A wide range of Supermicro motherboards contain several vulnerabilities in their BMC chip firmware that, when combined, can allow an attacker to gain complete control of a vulnerable system.
The flaws are in the motherboards’ baseboard management controller (BMC) web server, and researchers at Binarly who discovered the bugs found that by combining any of three cross-site scripting vulnerabilities with a command-injection vulnerability, an attacker could gain arbitrary code execution and root privileges. Supermicro has released updated firmware to address the vulnerabilities in the affected motherboards, which include some 11, H11, B11, CMM, M11, and H12 motherboards.
The BMC is a special-purpose chip installed in servers that allows remote monitoring and administrative management of machines, even if the host OS is offline. Vulnerabilities in BMCs can offer significant opportunities for attackers, given their low-level access to the motherboard and powerful capabilities. The four bugs that the Binarly researchers discovered in the Supermicro BMCs include six XSS flaws (CVE-2023-40284, 40285, 40286, 40287, 40288, 40290) and one command injection vulnerability (CVE-2023-40289).

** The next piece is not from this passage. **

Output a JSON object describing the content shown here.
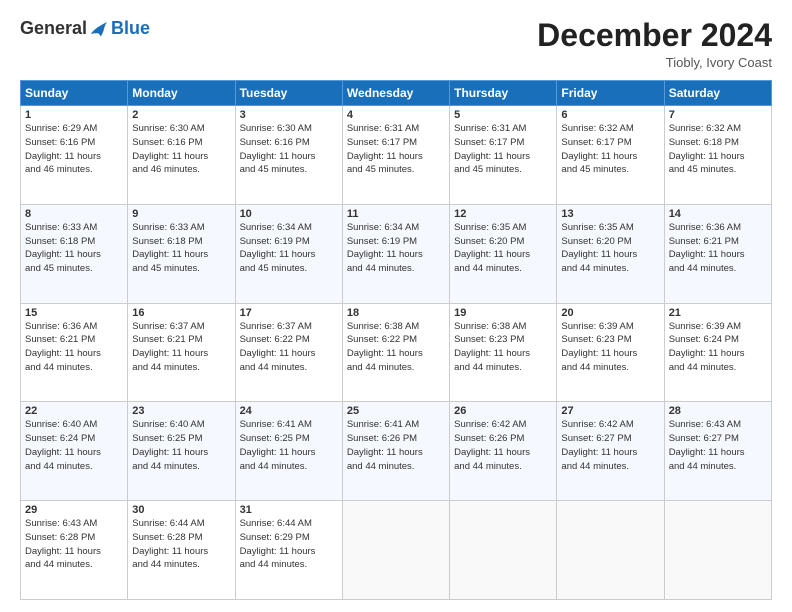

The command-injection vulnerability is a serious one, as it can allow an attacker to gain root access to the BMC. However, the attacker must be authenticated in order to exploit the bug, which is a significant mitigation. But, using one of the XSS flaws or another bug in the BMC’s web server could give the attacker a pathway to create an admin account with the required privileges to exploit that vulnerability.
“The first vulnerability is critical because it allows authenticated attackers to gain root access and completely compromise the BMC system. This privilege allows to make the attack persistent even while the BMC component is rebooted and to move laterally within the compromised infrastructure, infecting other endpoints,” the Binarly advisory says.
“In this case, an attacker could create an account with administrative privileges for the web server component of the BMC IPMI software. Most importantly, it allows exploitation of vulnerabilities that require authentication, such as BRLY-2023-001. By combining these vulnerabilities, unauthorized remote attackers could gain access to the root of the BMC system.”
Bugs in BMC chips can be especially problematic, given the chips’ powerful capabilities on the server, as well as the issue of updating the firmware. Many organizations are hesitant to take servers offline in order to update them, so bugs can persist for some time.
“An updated BMC firmware had been created to mitigate these potential vulnerabilities,” Supermicro said in its advisory.
As a workaround, administrators can configure session timeouts.